Frugal Living

Be frugal, not wasteful, when it comes to purchasing personal care products. Here are some tips for trimming your beauty budget.

Women today often spend a large portion of their income on cosmetics, hair products, and beauty treatments. Many wonder how to cut spending on personal care and still achieve results. Saving money on beauty products and services is easier than you might think. Here's how.

ASSESS YOUR SPENDING. The best--though perhaps hardest--way to trim down your beauty budget is to determine why you spend the amount you do. We live in a culture of overspending, quick fixes, and an obsession with surface beauty. Are you happy with your looks (and yourself) overall, or are you trying to fill a void with treatments and products? Be honest with yourself. It's not unusual for people to scour high-end beauty counters and salons when they're feeling down. If this describes you, re-think your spending. Remember, you'll look and feel great when you can handle your ups and downs without buying things you don't need.

CHECK THE LABELS. Decide which products you really need to have and which you can do without. When shopping, check the ingredient lists and think about what you're really about to buy. High-priced sugar scrubs, for instance, are mostly (you guessed it) sugar. Body sprays are little more than scented alcohol. Cut down on the obvious cash-wasters, and you'll have more money for the things that are worth the price.

DO IT YOURSELF. Get creative. Search the internet for low-cost beauty recipes. You can make your own scented lotions with essential oils. With petroleum jelly and the last bit of lipstick left in an old tube, you can make your own lip gloss. Remember that the kitchen is still the best place to find ingredients: why pay big bucks for an oatmeal face mask when you can make one right at home?

RECYCLE. Everybody makes mistakes when it comes to buying makeup and lotions. The colors look wrong for you in daylight, or the product doesn't feel right for your skin type. Instead of just throwing them away, why not trade with friends? Put the word out that you're willing to exchange products, and you may walk away with great items you might never have tried otherwise. (Note: for sanitary reasons, avoid exchanging used eye products.)

DO YOUR HOMEWORK. We've all been had by products that promise results but don't deliver.
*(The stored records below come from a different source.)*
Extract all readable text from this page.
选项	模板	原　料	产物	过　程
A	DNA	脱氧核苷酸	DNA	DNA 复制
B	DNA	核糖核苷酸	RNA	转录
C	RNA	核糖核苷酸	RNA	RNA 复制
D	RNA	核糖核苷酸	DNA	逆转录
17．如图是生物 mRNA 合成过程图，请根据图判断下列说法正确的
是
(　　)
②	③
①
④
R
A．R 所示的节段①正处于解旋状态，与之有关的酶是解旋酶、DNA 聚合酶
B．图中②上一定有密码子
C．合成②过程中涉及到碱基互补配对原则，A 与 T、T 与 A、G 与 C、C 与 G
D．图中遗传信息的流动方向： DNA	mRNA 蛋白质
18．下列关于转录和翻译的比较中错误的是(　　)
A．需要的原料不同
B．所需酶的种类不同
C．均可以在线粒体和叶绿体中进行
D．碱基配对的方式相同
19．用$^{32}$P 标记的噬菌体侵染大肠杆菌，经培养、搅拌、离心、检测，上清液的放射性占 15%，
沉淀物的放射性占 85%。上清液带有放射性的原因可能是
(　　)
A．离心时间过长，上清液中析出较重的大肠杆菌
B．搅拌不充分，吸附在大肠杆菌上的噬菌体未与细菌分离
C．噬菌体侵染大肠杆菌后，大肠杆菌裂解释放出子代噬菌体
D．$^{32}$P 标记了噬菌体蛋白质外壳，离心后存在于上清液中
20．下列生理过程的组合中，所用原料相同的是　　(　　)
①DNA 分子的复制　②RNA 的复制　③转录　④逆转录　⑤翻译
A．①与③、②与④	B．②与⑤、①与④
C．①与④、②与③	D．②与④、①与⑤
One of the best things about the internet is that when a new product comes out, you can check out how other people liked it before you plunk down your credit card. Dig up those product reviews and decide for yourself if some new cellulite treatment or wrinkle reducer is worth the risk before taking it on yourself.

BE A DRUGSTORE COWGIRL. Many of the designer products you find in specialty shops have low-cost counterparts at the drug store. Vegetable-based soap, for instance, can be had for $18 from a catalog with a fancy name, or you can get a product with the same ingredients for a dollar or so at your local Osco or Walgreen's. Caring consumers, take note: some of these low-cost lines are as organic and/or cruelty-free as the specialty brands. The drug store is also the best place to pick up basics like cosmetic brushes and implements (tweezers, eyelash curlers, etc.) without a huge mark-up.

BUY A WASHCLOTH. And a loofah. And a pumice stone. Gently scrub your face, body, and feet (respectively) with these three inexpensive items every day with a little soap and you'll never need to drop money on any cleanser with a gritty texture that promises to "exfoliate."

DITCH THE NAIL POLISH. Nail polish is a prime impulse purchase. Unfortunately, it tends to dry out your nails, makes them crack or peel, and needs frequent reapplication. If you go for professional manicures, this can really add up. If you must do your nails, opt for a natural, polish-free buffed look. Or, if you really want the polish, go for a light color; chips will be less noticeable and you may be able to get away with going longer between touch-ups.

TAKE YOUR VITAMINS. Expensive shampoos and conditioners are loaded with vitamins and herbs, but these ingredients are simply washed down the drain. There's evidence that vitamins can be absorbed through the skin, but definitely not the hair. You'll get healthy-looking hair (and everything else) if you take a daily multivitamin, and opt for the less expensive hair care products.

GO AHEAD AND SPEND. This last tip may be one you didn't expect: if you're really happy with the expensive treatment, get the expensive treatment. Nothing is a bigger money-waster than sub-par products that don't do the job as well as the good stuff. If you're going for a beauty treatment, manicure, or special procedure, stick with the professionals who know what they're doing and will do the job well, even if they charge more. If you can afford it, enjoy it!